Movement is among the very most basic functions, which gets affected in severe arthritis. At present we do not have quantitative statistic measures to evaluate the disability caused in the general population due to arthritis. We accept heart disease as a common killer; heart attack being a sudden unforgettable event. However the total quantity of problems caused with sever arthritis is much higher. It presents gradually and in different forms:
- Immobile & elderly people get more prone to fractures as bones become weaker with decreased mobility.
- Severe arthritis can cause giving way of joints and falls on it’s own accord. Such fractures can get difficult to treat and often work as a beginning towards a slow and painful end.
- Various drugs – both prescribed and self- medicated can cause harmful side effects that lead to kidney failure, etc.
- Decreased mobility brings about decreased self- esteem and confidence, less productivity and mental health issues.
- Untreated osteoarthritis itself is self- propagating: by avoiding mechanical pressure on an affected joint, one strains the neighbouring joints and the other side, overall increasing the risks and making for further complexities in treatment.
Early detection and appropriately instituted treatment can go a long way in preserving quality of life. Similarly, the risks of various treatments need to be evaluated before resorting to operative or non- operative means of treatment in cases of severe end stage arthritis.
There is a lot of knee osteo-arthritis at younger ages in India owing to: (i) widely unrecognised and improperly treated knee injuries and (ii) common activities like squatting, sitting cross legged and praying in our cultures place high demands on the knees. The important preventive measure hence lie in getting appropriate attention if a seemingly simple knee injury does not recover in a couple of weeks. Various non- operative methods exist and are mainly effective in earlier stages of osteo- arthritis: medications, exercises, injections and the like. Treatment needs to be customised to the individual needs of the patient. Medications need to be titrated and monitored to avoid dangerous long- term side effects.
Surgery – What needs to be understood about surgery is that early and rightly directed Arthroscopic surgery can actually prevent arthritis from developing, after one has sustained certain cartilage or ligament injuries. This type of surgery can mostly be performed as a day procedure without admission and often doesn’t even entail stitches. People return to their work within days. This should hence not be viewed as a major event as compared to a fracture or general hospital admission for most other reasons.

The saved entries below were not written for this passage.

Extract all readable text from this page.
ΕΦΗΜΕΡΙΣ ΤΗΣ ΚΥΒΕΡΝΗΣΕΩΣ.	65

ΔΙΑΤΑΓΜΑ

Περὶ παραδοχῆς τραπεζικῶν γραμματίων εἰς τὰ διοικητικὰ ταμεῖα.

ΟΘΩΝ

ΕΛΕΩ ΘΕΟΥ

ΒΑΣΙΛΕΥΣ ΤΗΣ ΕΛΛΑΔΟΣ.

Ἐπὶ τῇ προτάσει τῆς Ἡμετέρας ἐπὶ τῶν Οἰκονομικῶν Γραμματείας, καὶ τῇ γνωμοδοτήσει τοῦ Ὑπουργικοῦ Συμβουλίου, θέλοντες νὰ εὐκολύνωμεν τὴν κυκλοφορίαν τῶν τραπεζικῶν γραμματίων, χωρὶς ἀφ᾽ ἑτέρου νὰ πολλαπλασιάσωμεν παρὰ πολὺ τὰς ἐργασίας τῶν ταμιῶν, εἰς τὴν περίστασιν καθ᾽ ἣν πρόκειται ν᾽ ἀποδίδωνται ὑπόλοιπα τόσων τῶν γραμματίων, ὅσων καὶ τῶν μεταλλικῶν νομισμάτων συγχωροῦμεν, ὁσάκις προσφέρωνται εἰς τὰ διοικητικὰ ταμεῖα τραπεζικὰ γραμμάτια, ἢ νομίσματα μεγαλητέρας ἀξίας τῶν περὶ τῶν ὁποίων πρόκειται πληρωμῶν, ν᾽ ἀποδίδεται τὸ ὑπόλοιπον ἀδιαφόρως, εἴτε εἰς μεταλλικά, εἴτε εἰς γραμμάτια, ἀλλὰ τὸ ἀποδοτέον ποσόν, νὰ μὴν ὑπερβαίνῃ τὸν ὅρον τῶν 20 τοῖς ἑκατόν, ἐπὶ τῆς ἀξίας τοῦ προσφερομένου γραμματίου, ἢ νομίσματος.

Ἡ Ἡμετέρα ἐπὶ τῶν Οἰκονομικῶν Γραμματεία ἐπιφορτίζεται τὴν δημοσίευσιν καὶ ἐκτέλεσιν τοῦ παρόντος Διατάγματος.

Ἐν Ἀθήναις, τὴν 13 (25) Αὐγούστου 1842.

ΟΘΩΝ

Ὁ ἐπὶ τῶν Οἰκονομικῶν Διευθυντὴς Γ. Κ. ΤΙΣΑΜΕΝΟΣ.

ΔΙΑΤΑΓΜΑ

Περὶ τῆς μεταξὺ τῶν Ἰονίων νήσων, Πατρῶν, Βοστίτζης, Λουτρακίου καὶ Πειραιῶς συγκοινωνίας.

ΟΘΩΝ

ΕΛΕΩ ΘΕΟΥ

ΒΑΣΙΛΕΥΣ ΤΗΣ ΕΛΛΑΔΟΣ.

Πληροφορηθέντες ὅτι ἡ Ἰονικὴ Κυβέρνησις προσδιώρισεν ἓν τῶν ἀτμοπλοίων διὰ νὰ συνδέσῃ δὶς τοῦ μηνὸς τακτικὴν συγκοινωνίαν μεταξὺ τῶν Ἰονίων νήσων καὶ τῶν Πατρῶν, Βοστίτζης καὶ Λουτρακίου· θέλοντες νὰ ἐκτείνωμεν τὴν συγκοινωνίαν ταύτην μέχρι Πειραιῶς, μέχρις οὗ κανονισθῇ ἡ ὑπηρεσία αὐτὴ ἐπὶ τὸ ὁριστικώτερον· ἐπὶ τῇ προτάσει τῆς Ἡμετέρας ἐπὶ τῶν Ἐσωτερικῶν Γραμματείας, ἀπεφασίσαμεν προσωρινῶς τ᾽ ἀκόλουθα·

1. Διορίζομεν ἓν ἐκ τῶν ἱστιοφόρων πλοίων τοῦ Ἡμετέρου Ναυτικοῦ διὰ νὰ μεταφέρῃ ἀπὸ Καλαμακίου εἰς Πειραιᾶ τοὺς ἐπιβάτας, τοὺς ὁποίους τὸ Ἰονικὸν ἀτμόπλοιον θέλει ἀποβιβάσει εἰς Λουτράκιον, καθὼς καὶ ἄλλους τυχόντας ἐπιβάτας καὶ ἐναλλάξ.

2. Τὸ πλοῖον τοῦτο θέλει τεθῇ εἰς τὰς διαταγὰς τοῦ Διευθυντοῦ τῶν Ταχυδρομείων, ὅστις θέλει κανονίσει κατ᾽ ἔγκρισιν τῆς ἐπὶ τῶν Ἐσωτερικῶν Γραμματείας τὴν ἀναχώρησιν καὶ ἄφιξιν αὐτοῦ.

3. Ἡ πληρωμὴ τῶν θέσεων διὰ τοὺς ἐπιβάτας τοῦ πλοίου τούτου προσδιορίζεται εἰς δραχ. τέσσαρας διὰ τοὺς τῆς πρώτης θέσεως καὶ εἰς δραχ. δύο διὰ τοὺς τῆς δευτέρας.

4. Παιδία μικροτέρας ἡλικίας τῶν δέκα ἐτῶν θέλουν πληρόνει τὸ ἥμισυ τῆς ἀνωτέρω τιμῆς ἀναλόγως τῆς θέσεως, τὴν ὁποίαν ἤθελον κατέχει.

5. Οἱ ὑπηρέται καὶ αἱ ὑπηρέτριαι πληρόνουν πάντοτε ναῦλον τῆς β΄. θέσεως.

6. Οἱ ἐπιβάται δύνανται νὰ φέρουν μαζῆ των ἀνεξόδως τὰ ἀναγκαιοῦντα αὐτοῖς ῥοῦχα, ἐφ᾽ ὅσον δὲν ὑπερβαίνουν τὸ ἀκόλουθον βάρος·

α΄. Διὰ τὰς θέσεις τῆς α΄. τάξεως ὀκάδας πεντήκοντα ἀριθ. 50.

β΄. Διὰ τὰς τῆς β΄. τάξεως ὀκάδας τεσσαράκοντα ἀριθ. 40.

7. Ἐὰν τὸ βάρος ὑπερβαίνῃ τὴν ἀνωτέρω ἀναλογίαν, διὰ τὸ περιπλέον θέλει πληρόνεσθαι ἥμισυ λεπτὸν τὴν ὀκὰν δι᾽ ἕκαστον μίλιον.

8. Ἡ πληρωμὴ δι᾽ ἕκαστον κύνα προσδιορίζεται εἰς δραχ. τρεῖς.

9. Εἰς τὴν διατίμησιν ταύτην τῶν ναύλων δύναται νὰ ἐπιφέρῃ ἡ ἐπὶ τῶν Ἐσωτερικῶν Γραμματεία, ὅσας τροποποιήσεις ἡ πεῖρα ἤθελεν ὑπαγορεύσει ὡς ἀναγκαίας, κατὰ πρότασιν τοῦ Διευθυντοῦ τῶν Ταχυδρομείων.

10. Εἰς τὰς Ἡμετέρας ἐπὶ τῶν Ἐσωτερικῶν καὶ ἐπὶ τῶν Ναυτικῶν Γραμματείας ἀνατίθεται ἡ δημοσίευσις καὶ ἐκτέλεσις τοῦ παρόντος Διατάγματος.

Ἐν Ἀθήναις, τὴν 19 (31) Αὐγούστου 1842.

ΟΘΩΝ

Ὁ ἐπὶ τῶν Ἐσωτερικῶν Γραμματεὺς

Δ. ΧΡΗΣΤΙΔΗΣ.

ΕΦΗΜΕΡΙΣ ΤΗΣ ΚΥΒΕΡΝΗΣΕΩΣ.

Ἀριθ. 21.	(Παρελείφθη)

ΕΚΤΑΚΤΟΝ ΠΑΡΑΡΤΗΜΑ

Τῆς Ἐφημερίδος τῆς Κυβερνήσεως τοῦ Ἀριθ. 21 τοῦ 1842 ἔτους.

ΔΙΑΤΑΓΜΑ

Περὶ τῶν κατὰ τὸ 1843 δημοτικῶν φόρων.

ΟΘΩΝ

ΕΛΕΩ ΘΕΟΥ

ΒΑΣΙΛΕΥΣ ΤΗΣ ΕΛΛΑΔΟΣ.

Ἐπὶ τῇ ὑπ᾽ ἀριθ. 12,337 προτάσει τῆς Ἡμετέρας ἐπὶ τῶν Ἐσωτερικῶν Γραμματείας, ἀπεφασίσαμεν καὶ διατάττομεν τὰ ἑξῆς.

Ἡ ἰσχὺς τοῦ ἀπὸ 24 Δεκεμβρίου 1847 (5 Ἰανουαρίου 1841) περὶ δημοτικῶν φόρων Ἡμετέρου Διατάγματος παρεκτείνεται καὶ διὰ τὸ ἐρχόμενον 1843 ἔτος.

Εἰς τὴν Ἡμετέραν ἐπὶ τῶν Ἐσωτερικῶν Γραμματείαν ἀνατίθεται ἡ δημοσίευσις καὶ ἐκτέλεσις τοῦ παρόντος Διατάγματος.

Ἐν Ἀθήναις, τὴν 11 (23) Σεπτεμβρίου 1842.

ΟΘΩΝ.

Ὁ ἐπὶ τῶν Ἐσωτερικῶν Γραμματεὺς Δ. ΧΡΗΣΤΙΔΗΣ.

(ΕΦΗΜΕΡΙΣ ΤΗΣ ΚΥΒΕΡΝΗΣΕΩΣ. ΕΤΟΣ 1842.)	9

Joint Replacement is proving to dramatically change the quality of life for patients riddled with severe end- stage arthritis. It is high time that myths regarding risks associated with such surgery are dispelled, as modern techniques have consistently enabled return to walking right from the day of surgery. This is planned surgery and hence the potential for proper organisation and enhanced recovery as opposed to fracture or emergency operations. For patients wanting to undergo such surgery, there are good services available in most Indian cities. There are an increasing number of dedicated units doing exclusive work, where the standards are bound to be better. At the same time, I would discourage people from travelling too far (more than 5- 6 hours or any flight) to have these procedures undertaken, as travelling back home soon after such surgeries is not without risk. Similarly, one must be in a position to manage stairs within three to four days of surgery too, unless one has not been doing stairs at all before. Only with a reasonable amount of independence, usually achieved within four to five days of surgery is a patient deemed fit to leave hospital, as we cannot guarantee good rehabilitation with the currently available infrastructure of home care services. The cost of surgery varies a lot with the city and set up. However, it does not mean that increased cost would guarantee important things like theatre standards and materials used. There are various standard prosthetic materials from various manufacturers that have shown to provide good results. Success depends on the technique of surgery than whether the implanted prosthetic is of local or foreign make.